同社は他にも歩数計アプリ「スギサポwalk」、処方箋を電子送信できる「スギスマホでお薬」も展開。ユーザーの購買データから健康関連データまで多様なデジタル接点を揃えている。
複数アプリのID統合で顧客とのデジタル接点を最大化
昨年4月にはバラバラだったこれらのIDを統合。使いづらさを解消することで、利便性を向上させている。これにより、各アプリのさらなる利用促進が期待される。
今年 1 月には、スギ薬局アプリをリニューアル。顧客特性に合わせたクーポンや記事の配信で、さらに訴求力を高めた。見据えるのは、2年後の25年2月期に1400万ダウンロード。現状の1.4倍となるダウンロード数を見込み、DXをさらに加速させる算段だ。
デジタル活用シーンにおける顧客接点を増やすことは、そのままデータ収集の最大化につながる。ユーザーの嗜好や行動、健康状態のタイムリーな把握が可能になり、そうなれば、販促はもちろん、同社が目指すトータルヘルスケアの完成形へもグッと近づく。
化粧品部門でもデジタル化を推進
デジタル化は化粧品部門でも推進。収集データを最大限に活用し、美容カウンセリング履歴をよりユーザーに適したのアドバイスへ応用。顧客満足度のさらなる向上につなげる。
23年1月からスタートした電子処方せんへの対応も抜かりない。対応可能な店舗網の整備も積極的に推進し、併せて人材育成も一層強化。医療機関との円滑な連携により、調剤薬局としてのより高品質なサービス提供を実現する。

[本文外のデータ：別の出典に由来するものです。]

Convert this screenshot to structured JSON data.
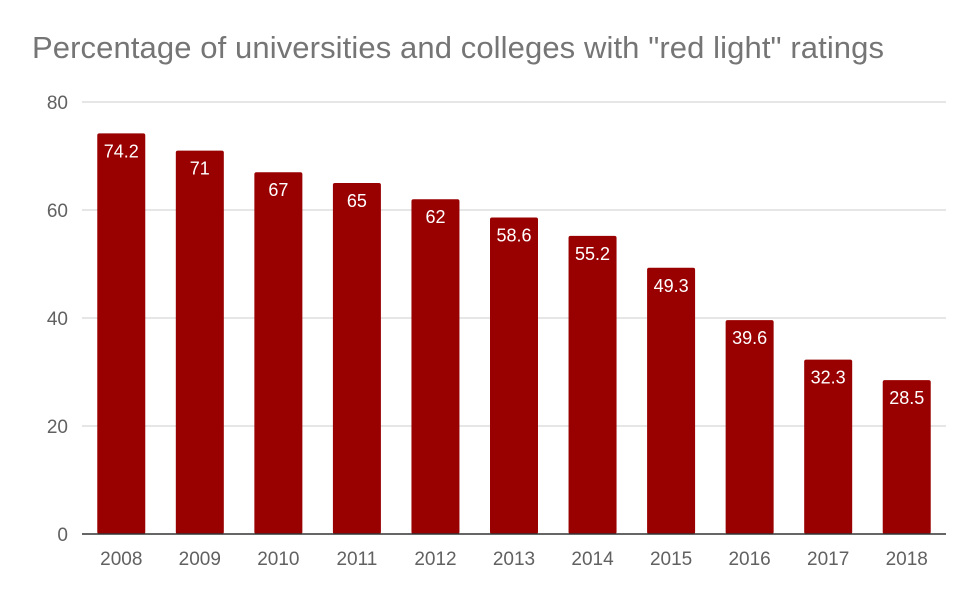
{
  "chart_data": {
    "type": "bar",
    "title": "Percentage of universities and colleges with \"red light\" ratings",
    "xlabel": "",
    "ylabel": "",
    "categories": [
      "2008",
      "2009",
      "2010",
      "2011",
      "2012",
      "2013",
      "2014",
      "2015",
      "2016",
      "2017",
      "2018"
    ],
    "values": [
      74.2,
      71,
      67,
      65,
      62,
      58.6,
      55.2,
      49.3,
      39.6,
      32.3,
      28.5
    ],
    "data_labels": [
      "74.2",
      "71",
      "67",
      "65",
      "62",
      "58.6",
      "55.2",
      "49.3",
      "39.6",
      "32.3",
      "28.5"
    ],
    "ylim": [
      0,
      80
    ],
    "yticks": [
      0,
      20,
      40,
      60,
      80
    ],
    "grid": true,
    "legend": "none",
    "colors": {
      "bar": "#990000",
      "grid": "#cccccc",
      "axis": "#333333",
      "title": "#757575",
      "tick": "#616161",
      "label": "#ffffff"
    }
  }
}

DXによる環境整備は、ドラッグストアが抱える課題解決にもリンクする。データドリブンでユーザーに寄り添った、よりきめ細かなサービスの提供や提案が可能になるだけでなく、業務効率化により、専門性を生かす人材の最大化なども強力に後押しする。
並行して、出店も引き続き精力的に行う。23年2月期は107店舗を出店し、25店舗を閉店。既存店舗では244店舗を改装し、リアル場面での競争力を高めた。
リアルとデジタルの境界線をなくし、地域に不可欠な生活拠点へ
デジタル接点で顧客データを収集・分析し、リアル店舗では直に顧客の不便を解消するーー。これらはまさにオンラインとオフラインを統合するOMOであり、トータルヘルスケア実現を目指す同社にとって肝となる重要なアクションに他ならない。
購買状況や生活状況から健康状態を予測し、来店した顧客からその顔色や相談内容から心身の状況や変化を確認する。そんなサイクルが確立されれば、同社は小売の域を超え、まさに「セルフケア領域」「医療・服薬領域」「介護・生活支援領域」をカバーする、地域に不可欠な生活拠点へと進化を遂げることになる。
激化する競争環境の中で、そうした未来像をはっきり捉えながら、スギHDは前進と進化を続けていく。